Of the thousands of events commemorating this year’s National School Choice Week, the wildest and most imaginative may be the one that just took place in Tampa. It seemed straight out of Dr. Seuss’s “If I Ran the Zoo.”
Called the Tampa School Choice Safari, the event was held at ZooTampa. And it attracted lots of Seuss-loving parents, eager to learn more about the array of K-12 options available for their children.
Yet, the thing that made the Tampa gathering so wild and imaginative wasn’t its location (though the zoo animals were a nice backdrop). It was the exotic learning options that one could find sprinkled among the booths and tables offering more traditional schooling fare.
Florida, you see, boasts a more robust — and more creative — K-12 education ecosystem than any other state in the country. And Florida enjoys this, in large part, because of the proliferation of flexible school-choice scholarships that give parents the freedom to direct how their children’s per-pupil dollars are spent.
More than 500,000 Florida students are currently enrolled in a K-12 scholarship program. And education choice has become so much a part of the Sunshine State’s culture that more than half (51 percent) of all Florida students now attend something other than their zoned public school.
Most of the Florida families opting for alternatives to zoned public schools choose comprehensive learning environments — such as private, charter, magnet, or faith-based schools. All of these sectors are flourishing in the Sunshine State. In fact, Florida is one of the few states in the country where Catholic school enrollment has been increasing steadily in recent years.
At the same time, a growing number of Florida families are choosing to curate a “customized” education for their children, drawing upon multiple education providers. Some of these providers offer specialty programs in subjects where they have expertise.
For example, the Florida Aquarium participated in the Tampa Safari to acquaint parents with its marine biology opportunities for scholarship students. WonderHere introduced Safari parents to its half-day and full-day programs, emphasizing play-based, project-driven learning opportunities.

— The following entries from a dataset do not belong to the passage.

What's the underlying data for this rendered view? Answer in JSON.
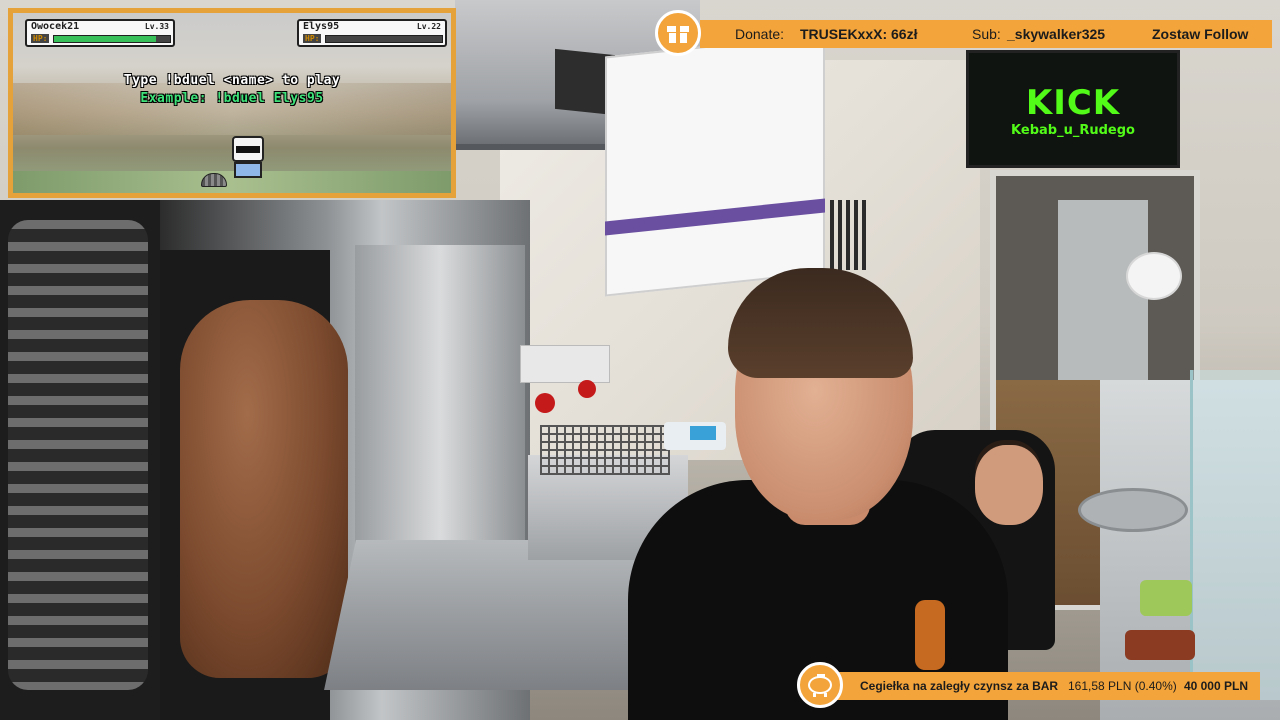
{
  "game": {
    "player_left": {
      "name": "Owocek21",
      "level": "Lv.33",
      "hp_label": "HP:",
      "hp_fraction": 0.88
    },
    "player_right": {
      "name": "Elys95",
      "level": "Lv.22",
      "hp_label": "HP:",
      "hp_fraction": 0.0
    },
    "prompt": "Type !bduel <name> to play",
    "example": "Example: !bduel Elys95"
  },
  "scene": {
    "tv_logo": "KICK",
    "tv_channel": "Kebab_u_Rudego"
  },
  "topbar": {
    "donate_label": "Donate:",
    "donate_value": "TRUSEKxxX: 66zł",
    "sub_label": "Sub:",
    "sub_value": "_skywalker325",
    "follow_label": "Zostaw Follow",
    "icon": "gift-icon",
    "color": "#f3a43a"
  },
  "goal": {
    "title": "Cegiełka na zaległy czynsz za BAR",
    "progress": "161,58 PLN (0.40%)",
    "target": "40 000 PLN",
    "progress_fraction": 0.004,
    "icon": "piggy-bank-icon"
  },
  "colors": {
    "accent": "#f3a43a",
    "kick_green": "#53fc18",
    "hp_green": "#38c05a"
  }
}
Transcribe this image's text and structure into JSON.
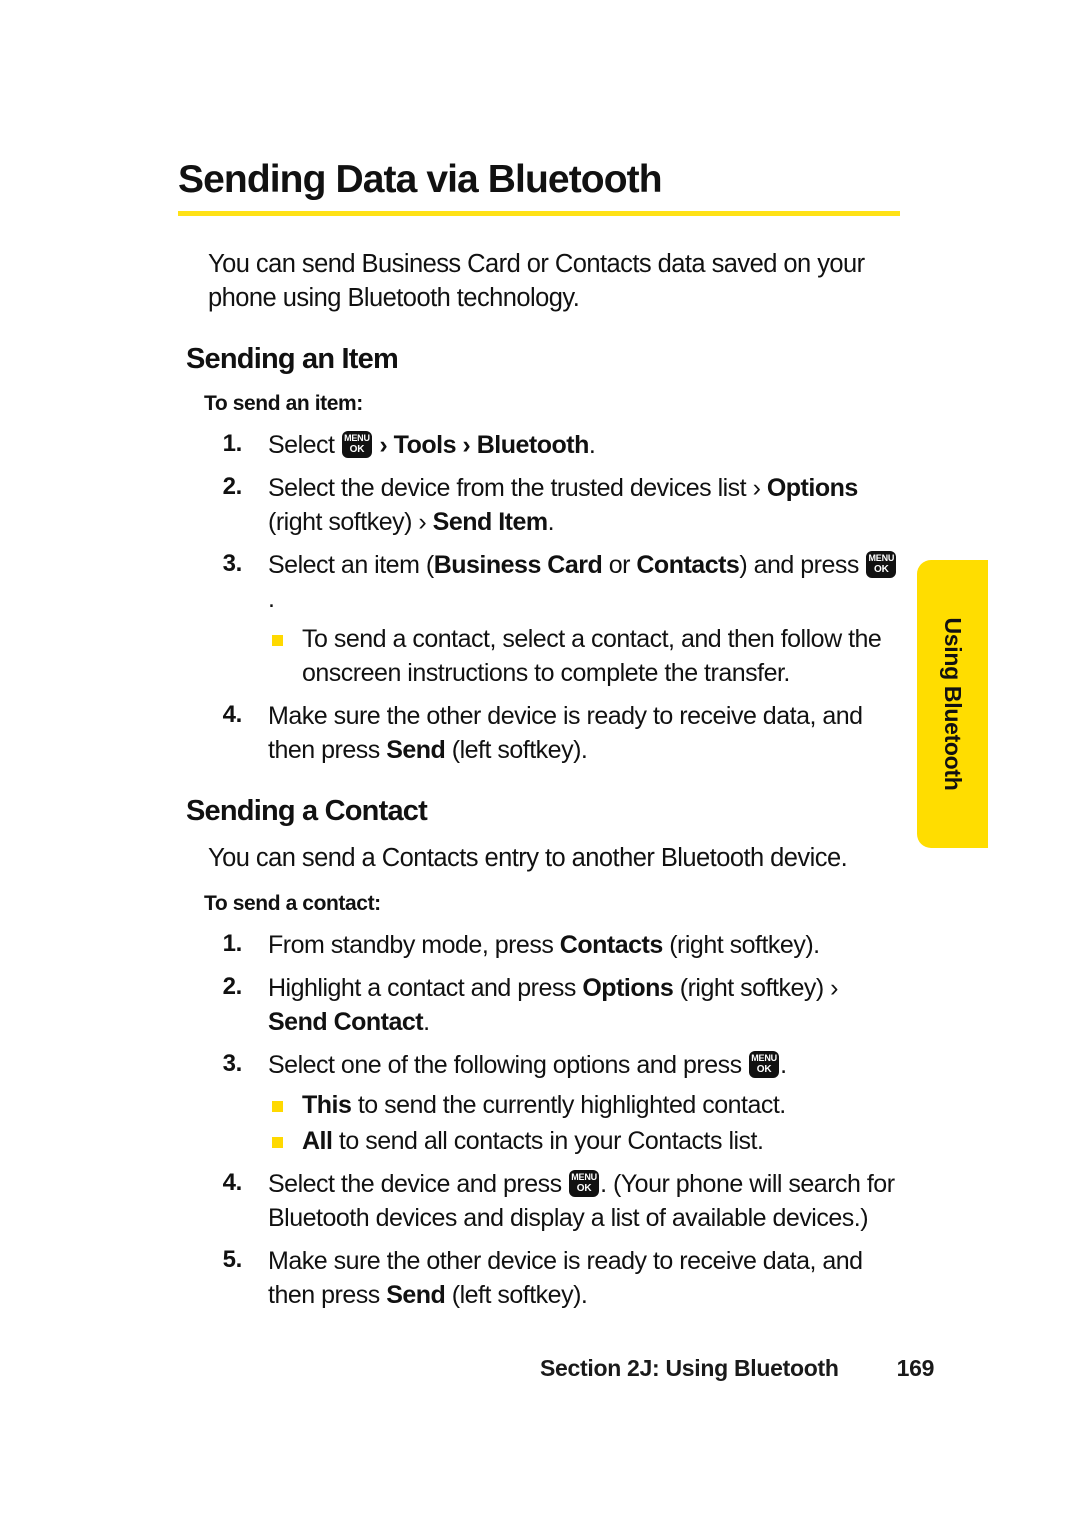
{
  "page": {
    "title": "Sending Data via Bluetooth",
    "accent_rule_color": "#FFE216",
    "bullet_color": "#FFD900",
    "tab_color": "#FFDD00",
    "background": "#FFFFFF"
  },
  "intro": "You can send Business Card or Contacts data saved on your phone using Bluetooth technology.",
  "menu_key": {
    "top": "MENU",
    "bottom": "OK"
  },
  "chevron": "›",
  "section_item": {
    "heading": "Sending an Item",
    "lead": "To send an item:",
    "steps": [
      {
        "num": "1.",
        "parts": [
          {
            "t": "Select ",
            "b": false
          },
          {
            "t": "MENUKEY",
            "b": false
          },
          {
            "t": " ",
            "b": false
          },
          {
            "t": "› ",
            "b": true
          },
          {
            "t": "Tools",
            "b": true
          },
          {
            "t": " › ",
            "b": true
          },
          {
            "t": "Bluetooth",
            "b": true
          },
          {
            "t": ".",
            "b": false
          }
        ]
      },
      {
        "num": "2.",
        "parts": [
          {
            "t": "Select the device from the trusted devices list › ",
            "b": false
          },
          {
            "t": "Options",
            "b": true
          },
          {
            "t": " (right softkey) › ",
            "b": false
          },
          {
            "t": "Send Item",
            "b": true
          },
          {
            "t": ".",
            "b": false
          }
        ]
      },
      {
        "num": "3.",
        "parts": [
          {
            "t": "Select an item (",
            "b": false
          },
          {
            "t": "Business Card",
            "b": true
          },
          {
            "t": " or ",
            "b": false
          },
          {
            "t": "Contacts",
            "b": true
          },
          {
            "t": ") and press ",
            "b": false
          },
          {
            "t": "MENUKEY",
            "b": false
          },
          {
            "t": ".",
            "b": false
          }
        ],
        "sub": [
          {
            "parts": [
              {
                "t": "To send a contact, select a contact, and then follow the onscreen instructions to complete the transfer.",
                "b": false
              }
            ]
          }
        ]
      },
      {
        "num": "4.",
        "parts": [
          {
            "t": "Make sure the other device is ready to receive data, and then press ",
            "b": false
          },
          {
            "t": "Send",
            "b": true
          },
          {
            "t": " (left softkey).",
            "b": false
          }
        ]
      }
    ]
  },
  "section_contact": {
    "heading": "Sending a Contact",
    "intro": "You can send a Contacts entry to another Bluetooth device.",
    "lead": "To send a contact:",
    "steps": [
      {
        "num": "1.",
        "parts": [
          {
            "t": "From standby mode, press ",
            "b": false
          },
          {
            "t": "Contacts",
            "b": true
          },
          {
            "t": " (right softkey).",
            "b": false
          }
        ]
      },
      {
        "num": "2.",
        "parts": [
          {
            "t": "Highlight a contact and press ",
            "b": false
          },
          {
            "t": "Options",
            "b": true
          },
          {
            "t": " (right softkey) › ",
            "b": false
          },
          {
            "t": "Send Contact",
            "b": true
          },
          {
            "t": ".",
            "b": false
          }
        ]
      },
      {
        "num": "3.",
        "parts": [
          {
            "t": "Select one of the following options and press ",
            "b": false
          },
          {
            "t": "MENUKEY",
            "b": false
          },
          {
            "t": ".",
            "b": false
          }
        ],
        "sub": [
          {
            "parts": [
              {
                "t": "This",
                "b": true
              },
              {
                "t": " to send the currently highlighted contact.",
                "b": false
              }
            ]
          },
          {
            "parts": [
              {
                "t": "All",
                "b": true
              },
              {
                "t": " to send all contacts in your Contacts list.",
                "b": false
              }
            ]
          }
        ]
      },
      {
        "num": "4.",
        "parts": [
          {
            "t": "Select the device and press ",
            "b": false
          },
          {
            "t": "MENUKEY",
            "b": false
          },
          {
            "t": ". (Your phone will search for Bluetooth devices and display a list of available devices.)",
            "b": false
          }
        ]
      },
      {
        "num": "5.",
        "parts": [
          {
            "t": "Make sure the other device is ready to receive data, and then press ",
            "b": false
          },
          {
            "t": "Send",
            "b": true
          },
          {
            "t": " (left softkey).",
            "b": false
          }
        ]
      }
    ]
  },
  "side_tab": {
    "label": "Using Bluetooth"
  },
  "footer": {
    "section": "Section 2J: Using Bluetooth",
    "page_number": "169"
  }
}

And the Urban Cottage Educational Collaborative showcased its highly personalized enrichment center, which was recently featured in a story about the “unbundling” of K-12 education published in The Economist.
Author Kerry McDonald believes “micro education” programs like these will become increasingly common as flexible scholarship programs spread across the country. Her recent book, “Joyful Learning: How to Find Freedom, Happiness, and Success Beyond Conventional Schooling,” highlights many innovative education enterprises, including several from Florida.
Interestingly, a growing number of Florida school districts are adapting to the “unbundling” of K-12 education. Some are now marketing “a la carte” courses to scholarship students who want to take an (often hard-to-find) Advanced Placement class or science lab course. This is a win-win. Scholarship students get the instruction they need; school districts get new revenues — sometimes from students with no previous public school experience.
All in all, the beauty of what’s happening in Florida is that parents are getting an opportunity to choose what works best for their children — whether that’s public or private, secular or faith-based, traditional or exotic, bundled or unbundled. This bodes well for Sunshine State students and for the future of Florida’s workforce.
As families across America continue to celebrate National School Choice Week, the Tampa School Choice Safari offers a glimpse of K-12 education’s future. For Florida’s K-12 education ecosystem is becoming as wild and imaginative as a Dr. Seuss classic. And to those of us in the Sunshine State, this is all truly glorious.